Qualcomm Siap Bersaing Dengan Chipset M1 Apple

NESABAMEDIA.COMQualcomm yang memiliki nama tenar sebagai desainer chipset yang mentenagai banyak perangkat Android, tengah mengatur rencana untuk masuk ke pasar yang berbeda, yakni Laptop. Dalam interview pertamanya sejak menjabat sebagai Presiden dan CEO Qualcomm, Cristiano Amon mengatakan bahwa dirinya yakin jika Qualcomm bisa menghadirkan chipset terbaik di dunia untuk perangkat laptop serta siap bersaing dengan M1 buatan Apple.

Dia menambahkan bahwa menurutnya tidak ada yang lebih baik untuk merancang sebuah chip selain tim arsitek yang telah mengerjakan chip di Apple. 

Interview tersebut mengungkap bagaimana rasa percaya diri Qualcomm dalam mengembangkan bisnisnya. Meskipun Qualcomm telah mampu membuat chipset yang mentenagai banyak perangkat Android, mereka menggunakan lisensi dari inti chipset mereka lewat ARM. Kini mereka telah mendesain inti prosesor untuk perangkat mobile sendiri.
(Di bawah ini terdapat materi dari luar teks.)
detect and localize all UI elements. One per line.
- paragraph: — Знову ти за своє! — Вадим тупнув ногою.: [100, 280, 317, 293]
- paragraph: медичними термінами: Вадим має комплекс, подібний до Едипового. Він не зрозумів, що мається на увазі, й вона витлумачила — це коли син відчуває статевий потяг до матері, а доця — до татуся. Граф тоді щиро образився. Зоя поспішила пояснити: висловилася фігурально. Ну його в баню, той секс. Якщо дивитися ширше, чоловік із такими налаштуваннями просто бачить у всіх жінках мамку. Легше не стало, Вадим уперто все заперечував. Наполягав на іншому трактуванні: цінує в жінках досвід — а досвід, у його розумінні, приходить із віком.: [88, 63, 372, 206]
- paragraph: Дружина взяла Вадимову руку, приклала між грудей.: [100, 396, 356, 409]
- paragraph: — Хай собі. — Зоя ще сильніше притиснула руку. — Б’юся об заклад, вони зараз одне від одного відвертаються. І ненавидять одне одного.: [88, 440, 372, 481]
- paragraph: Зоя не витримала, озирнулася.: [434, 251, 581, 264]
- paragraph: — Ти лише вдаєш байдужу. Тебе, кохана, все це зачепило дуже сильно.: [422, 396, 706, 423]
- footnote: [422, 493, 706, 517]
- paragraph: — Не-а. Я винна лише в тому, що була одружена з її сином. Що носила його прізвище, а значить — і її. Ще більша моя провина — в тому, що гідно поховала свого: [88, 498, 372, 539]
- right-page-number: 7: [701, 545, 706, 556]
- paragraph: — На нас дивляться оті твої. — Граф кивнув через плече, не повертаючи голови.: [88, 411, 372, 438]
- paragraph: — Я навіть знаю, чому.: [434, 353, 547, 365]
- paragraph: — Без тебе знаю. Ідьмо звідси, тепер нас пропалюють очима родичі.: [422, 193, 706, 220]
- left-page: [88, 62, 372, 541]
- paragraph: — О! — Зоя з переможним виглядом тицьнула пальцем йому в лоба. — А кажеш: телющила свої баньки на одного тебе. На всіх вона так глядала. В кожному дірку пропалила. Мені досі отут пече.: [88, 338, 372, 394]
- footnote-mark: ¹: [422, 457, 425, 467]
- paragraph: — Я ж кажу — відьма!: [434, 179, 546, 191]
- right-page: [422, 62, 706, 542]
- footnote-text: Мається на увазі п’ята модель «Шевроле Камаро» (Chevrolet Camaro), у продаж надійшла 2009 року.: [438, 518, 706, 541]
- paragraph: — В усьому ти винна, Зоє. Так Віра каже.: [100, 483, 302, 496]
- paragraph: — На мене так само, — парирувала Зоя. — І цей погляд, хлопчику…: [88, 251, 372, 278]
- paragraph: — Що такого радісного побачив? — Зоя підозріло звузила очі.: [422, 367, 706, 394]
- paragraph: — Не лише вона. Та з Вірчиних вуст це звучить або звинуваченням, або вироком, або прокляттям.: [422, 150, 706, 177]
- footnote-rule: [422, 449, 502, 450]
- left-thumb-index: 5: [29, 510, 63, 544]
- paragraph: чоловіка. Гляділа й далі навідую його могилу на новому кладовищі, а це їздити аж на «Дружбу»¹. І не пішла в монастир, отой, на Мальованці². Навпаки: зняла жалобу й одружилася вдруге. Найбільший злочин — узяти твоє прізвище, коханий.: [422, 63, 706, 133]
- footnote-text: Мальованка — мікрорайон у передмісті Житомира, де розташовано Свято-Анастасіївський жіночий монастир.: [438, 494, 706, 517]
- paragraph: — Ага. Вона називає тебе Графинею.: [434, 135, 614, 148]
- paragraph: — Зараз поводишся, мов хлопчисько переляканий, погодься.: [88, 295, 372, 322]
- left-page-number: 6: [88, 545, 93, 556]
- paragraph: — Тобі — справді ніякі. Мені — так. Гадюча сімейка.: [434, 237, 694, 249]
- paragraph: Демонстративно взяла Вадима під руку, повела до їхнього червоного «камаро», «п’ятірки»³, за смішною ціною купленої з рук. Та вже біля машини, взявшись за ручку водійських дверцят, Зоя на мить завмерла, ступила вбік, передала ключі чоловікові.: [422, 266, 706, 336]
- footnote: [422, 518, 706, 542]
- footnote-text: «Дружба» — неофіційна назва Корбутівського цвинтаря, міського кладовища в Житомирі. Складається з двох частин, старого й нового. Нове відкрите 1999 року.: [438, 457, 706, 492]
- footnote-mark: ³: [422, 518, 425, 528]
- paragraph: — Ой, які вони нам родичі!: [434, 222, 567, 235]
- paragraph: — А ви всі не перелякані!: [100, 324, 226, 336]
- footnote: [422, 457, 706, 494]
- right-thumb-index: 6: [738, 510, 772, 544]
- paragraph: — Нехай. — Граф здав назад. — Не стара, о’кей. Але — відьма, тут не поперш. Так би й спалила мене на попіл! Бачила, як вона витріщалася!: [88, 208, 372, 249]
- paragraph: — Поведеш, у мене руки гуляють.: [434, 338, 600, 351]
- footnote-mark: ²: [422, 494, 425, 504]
Mereka juga berinvestasi pada desain laptop mereka, setelah akuisisi sebesar USD1,4 miliar atas Nuvia

Qualcomm menandatangani proses akuisisi atas Nuvia pada bulan Maret lalu. Nuvia merupakan startup yang baru berusia seumur jagung yang didirikan oleh Gerard Williams, yang sebelumnya merupakan kepala desainer chipset iOS dari A7 sampai A12X. Setelah meninggalkan Apple, dia mendapatkan tuntutan dari perusahaan tersebut karena pelanggaran kontrak, sebab kemudian mendirikan Nuvia. 

Williams kini bekerja sebagai Wakil Presiden Senior Teknisi di Qualcomm, mengepalai upaya perusahaan untuk mendesain chipset laptop buatan mereka sendiri. Amon menuturkan bahwa Qualcomm membutuhkan desain in-house chipset mereka sendiri untuk ditawarkan kepada pelanggan, agar bisa bersaing dengan chipset M1 milik Apple, yang dibuat menggunakan inti desain dari ARM. Kunci utamanya adalah menerapkan jaringan 5G ke dalam chipset, di mana Qualcomm telah memiliki banyak pengalaman atas hal tersebut. 

“Kami membutuhkan kinerja yang unggul untuk perangkat yang ditenagai oleh baterai. Jika ARM, yang telah memiliki kerja sama dengan kami selama bertahun-tahun, akhirnya mengembangkan CPU yang lebih baik daripada yang bisa kami buat sendiri, lalu kami akan memiliki opsi untuk mendapatkan lisensi dari ARM,” ungkap Amon. 

Qualcomm disebut-sebut akan mulai menjual desain produk berbasis Nuvia pada tahun depan, namun itu bisa lebih lambat sebelum akhirnya produk itu bisa muncul di pasaran.